00:58:05.00 Andy Coulson:

You can’t think about anything else?


00:58:07.05 Dr Richard Shepherd:

No, actually it is a very good clearer of mind actually, it really is. You know, when you take off and you think oh, I’ve got to get this thing back down on the ground somehow so it’s important.


00:58:18.05 Andy Coulson:

Yeah, okay, give me your second crisis cure please?


00:58:22.10 Dr Richard Shepherd:

Music I think is where I go to. I love music, I love music of all types. I’m very broad church but if I’m very stressed I do like a couple of the Mozart operas Marriage of Figaro and Così fan tutte but there’s a particular song that I love from Così fan tutte, just the end of Act 1, I mean the story I just think is tremendously typically Mozartian but when the people are going off and it’s May the winds be gentle. And it’s the most beautiful bit of music and I’ve seen it performed lots of times.
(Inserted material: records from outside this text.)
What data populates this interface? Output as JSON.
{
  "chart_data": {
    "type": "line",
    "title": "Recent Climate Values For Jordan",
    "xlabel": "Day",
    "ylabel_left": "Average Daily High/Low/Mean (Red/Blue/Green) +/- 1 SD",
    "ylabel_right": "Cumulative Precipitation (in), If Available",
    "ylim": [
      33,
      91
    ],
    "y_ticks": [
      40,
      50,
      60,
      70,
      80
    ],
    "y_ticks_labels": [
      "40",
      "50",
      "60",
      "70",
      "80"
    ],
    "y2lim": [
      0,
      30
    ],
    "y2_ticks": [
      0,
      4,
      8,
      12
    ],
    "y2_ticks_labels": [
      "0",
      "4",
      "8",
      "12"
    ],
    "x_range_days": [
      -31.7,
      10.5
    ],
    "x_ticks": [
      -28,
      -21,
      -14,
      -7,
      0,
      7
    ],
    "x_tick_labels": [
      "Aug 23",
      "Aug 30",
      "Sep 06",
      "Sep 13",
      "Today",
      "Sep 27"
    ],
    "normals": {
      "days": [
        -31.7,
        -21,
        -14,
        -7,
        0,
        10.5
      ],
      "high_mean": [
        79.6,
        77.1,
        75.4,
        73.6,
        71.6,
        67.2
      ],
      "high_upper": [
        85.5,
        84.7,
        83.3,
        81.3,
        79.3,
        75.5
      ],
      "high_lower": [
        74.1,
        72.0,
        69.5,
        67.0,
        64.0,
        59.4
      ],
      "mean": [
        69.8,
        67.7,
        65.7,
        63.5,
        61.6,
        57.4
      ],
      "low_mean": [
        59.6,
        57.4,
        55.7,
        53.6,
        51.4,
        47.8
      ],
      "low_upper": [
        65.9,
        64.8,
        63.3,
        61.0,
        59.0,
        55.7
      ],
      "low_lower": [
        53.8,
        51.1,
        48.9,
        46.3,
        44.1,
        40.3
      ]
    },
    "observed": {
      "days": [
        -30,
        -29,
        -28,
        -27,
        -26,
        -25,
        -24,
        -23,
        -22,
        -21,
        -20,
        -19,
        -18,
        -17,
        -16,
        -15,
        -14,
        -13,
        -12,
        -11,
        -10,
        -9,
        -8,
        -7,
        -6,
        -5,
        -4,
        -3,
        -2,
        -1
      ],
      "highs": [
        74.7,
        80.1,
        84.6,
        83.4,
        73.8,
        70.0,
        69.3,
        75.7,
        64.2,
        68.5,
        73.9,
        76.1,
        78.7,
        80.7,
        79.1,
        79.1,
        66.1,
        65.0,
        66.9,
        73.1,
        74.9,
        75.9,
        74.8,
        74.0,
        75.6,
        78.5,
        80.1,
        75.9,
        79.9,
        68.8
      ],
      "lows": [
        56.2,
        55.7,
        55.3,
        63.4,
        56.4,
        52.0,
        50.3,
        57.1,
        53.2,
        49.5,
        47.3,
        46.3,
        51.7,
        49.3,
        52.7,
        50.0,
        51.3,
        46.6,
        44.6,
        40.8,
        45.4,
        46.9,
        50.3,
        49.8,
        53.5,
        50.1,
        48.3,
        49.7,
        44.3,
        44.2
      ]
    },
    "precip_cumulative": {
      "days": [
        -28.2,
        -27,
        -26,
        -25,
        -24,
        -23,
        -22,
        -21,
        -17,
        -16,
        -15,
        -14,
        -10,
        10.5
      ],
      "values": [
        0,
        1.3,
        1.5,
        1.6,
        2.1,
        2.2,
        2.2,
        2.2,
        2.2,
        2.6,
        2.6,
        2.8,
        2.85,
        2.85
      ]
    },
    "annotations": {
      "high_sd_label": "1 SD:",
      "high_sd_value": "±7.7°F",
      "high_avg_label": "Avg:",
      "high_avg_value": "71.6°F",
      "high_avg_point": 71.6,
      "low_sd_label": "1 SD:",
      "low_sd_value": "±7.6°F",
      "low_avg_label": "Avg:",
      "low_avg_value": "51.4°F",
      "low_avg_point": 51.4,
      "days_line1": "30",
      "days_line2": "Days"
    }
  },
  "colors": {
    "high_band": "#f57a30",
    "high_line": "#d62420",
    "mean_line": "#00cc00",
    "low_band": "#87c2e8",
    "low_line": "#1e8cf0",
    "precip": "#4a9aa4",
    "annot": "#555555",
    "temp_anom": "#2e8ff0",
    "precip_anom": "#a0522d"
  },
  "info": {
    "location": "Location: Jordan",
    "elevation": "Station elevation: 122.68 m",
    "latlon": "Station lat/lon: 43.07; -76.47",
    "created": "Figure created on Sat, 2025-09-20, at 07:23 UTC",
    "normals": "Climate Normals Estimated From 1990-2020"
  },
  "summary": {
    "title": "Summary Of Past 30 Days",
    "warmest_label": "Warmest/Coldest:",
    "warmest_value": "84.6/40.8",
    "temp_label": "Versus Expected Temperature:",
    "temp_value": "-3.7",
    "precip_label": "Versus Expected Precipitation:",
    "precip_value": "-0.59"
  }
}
I saw the Jonathan Miller production of Così fan tutte in Seattle. I mean, I don’t often drop names but it was one of those moments, really it just filled my life, it was just tremendous. At the other end of the spectrum is when I’m a bit grumpier and I need just a bit of winding up then there’s always Brick in the Wall by Pink Floyd which really, really gets me going.


00:59:23.24 Andy Coulson:

Very good, you have one more.


00:59:28.05 Dr Richard Shepherd:

Reading, I’m not very good at reading partly because I usually fall asleep. So apologies for the time that I read but I love the book One Hundred Years of Solitude by Gabriel García Márquez. It is a fabulous book, conceptually and the way it’s written and put together. Following this family over seven generations through a hundred years it’s just a tremendous story that’s always taken me page turning from one to the next. The stories of this family are so utterly wonderful and I can keep going back to that book and finding such interest. Not a lot of forensic interest, I have to say, some of the books I enjoy the forensic interest. But this one is just a fantastic story brilliantly told.


01:00:20.19 Andy Coulson:

Superb. Dick, thank you so much for your time today.


01:00:25.23 Dr Richard Shepherd:

Not at all, my pleasure.


01:00:26.05 Andy Coulson:

It’s been a fascinating conversation and as I say I can’t thank you enough for your time, can’t thank you enough for your work.


01:00:33.01 Dr Richard Shepherd:

Well, thank you Andy, it’s been a great pleasure talking to you.